In 10 patients who underwent MRI prior to and following treatment initiation, no consistent changes in tumor blood flow were noted. The authors observed no evidence of a dose-response or a duration-of-therapy response relationship between rhEndostatin and average changes in creatinine-normalized concentrations of basic fibroblast growth factor and vascular endothelial growth factor.
"The pharmacokinetics of rhEndostatin in humans was found to be very similar to its behavior in preclinical animal models," they write. The pharmacokinetics of the agent were also similar to those observed for other endogenous human proteins, such as interleukin 11 and interferon. However, "daily systemic exposure to rhEndostatin in patients receiving 240 mg/m /day was approximately 50% lower than that provided by the therapeutically optimal dose in preclinical studies," the researchers note.

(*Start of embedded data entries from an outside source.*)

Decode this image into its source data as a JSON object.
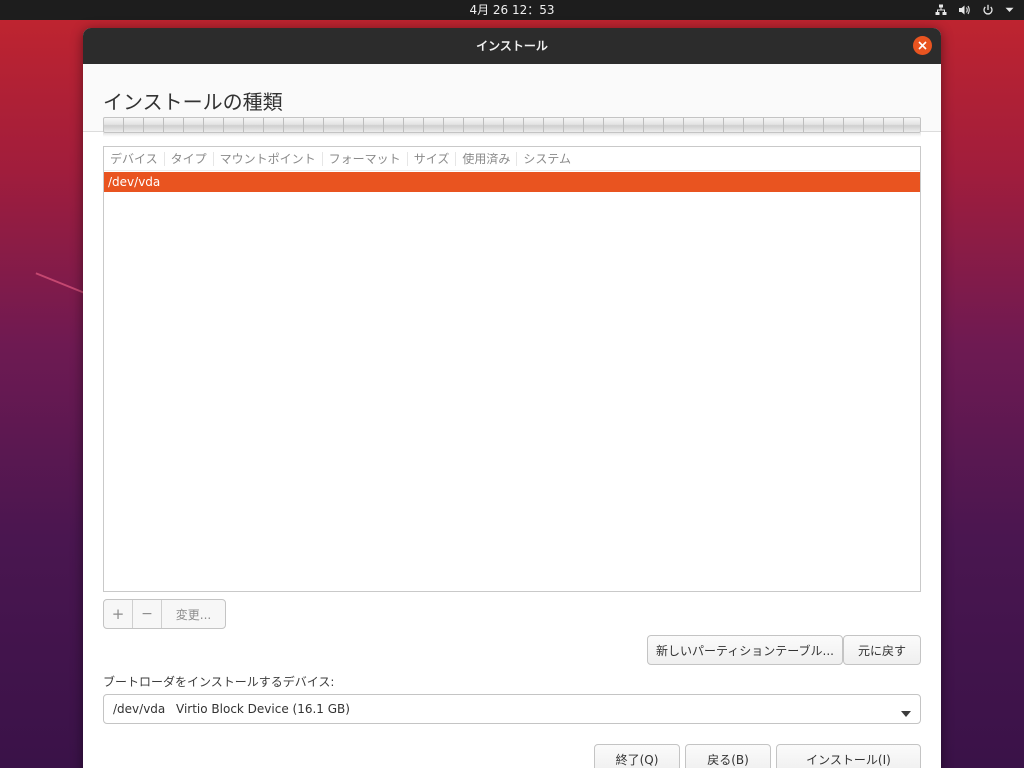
{
  "topbar": {
    "clock": "4月 26  12：53",
    "icons": [
      "network-icon",
      "volume-icon",
      "power-icon",
      "chevron-down-icon"
    ]
  },
  "window": {
    "title": "インストール",
    "close_icon": "close-icon"
  },
  "page": {
    "title": "インストールの種類"
  },
  "partition_table": {
    "columns": [
      "デバイス",
      "タイプ",
      "マウントポイント",
      "フォーマット",
      "サイズ",
      "使用済み",
      "システム"
    ],
    "rows": [
      {
        "device": "/dev/vda",
        "selected": true
      }
    ]
  },
  "toolbar": {
    "add_label": "+",
    "remove_label": "−",
    "change_label": "変更...",
    "new_table_label": "新しいパーティションテーブル...",
    "revert_label": "元に戻す"
  },
  "bootloader": {
    "label": "ブートローダをインストールするデバイス:",
    "selected_device": "/dev/vda",
    "selected_desc": "Virtio Block Device (16.1 GB)"
  },
  "footer": {
    "quit_label": "終了(Q)",
    "back_label": "戻る(B)",
    "install_label": "インストール(I)"
  },
  "colors": {
    "accent": "#e95420",
    "titlebar": "#2c2c2c",
    "topbar": "#1d1d1d"
  }
}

Since completion of this study, the authors have initiated another trial in which a new, more stable formulation of the protein is being administered as a continuous IV infusion. As shown in animal models, the investigators believe that the therapeutic effect will improve. "The fact that patients were given endostatin on a daily basis and had no observable side effects is a very encouraging development, and provides additional evidence that cancer may one day be treated as a chronic disease, similar to diabetes or heart disease," Dr. Eder commented in a journal statement.
In an accompanying editorial, Dr. Jan H. M. Schellens, of the Netherlands Cancer Institute in Amsterdam, and Dr. Mark J. Ratain, of the University of Chicago, remark that these results "are not what were predicted by some in 1998." They suggest that "considering the wide range of angiogenic growth factors that can be produced by tumors and the possible biologic heterogeneity of tumor-induced blood vessels, combinations of antiangiogenesis drugs may be more effective than single-agent treatment."
J Clin Oncol 2002;20:3758-3760,3772-3784.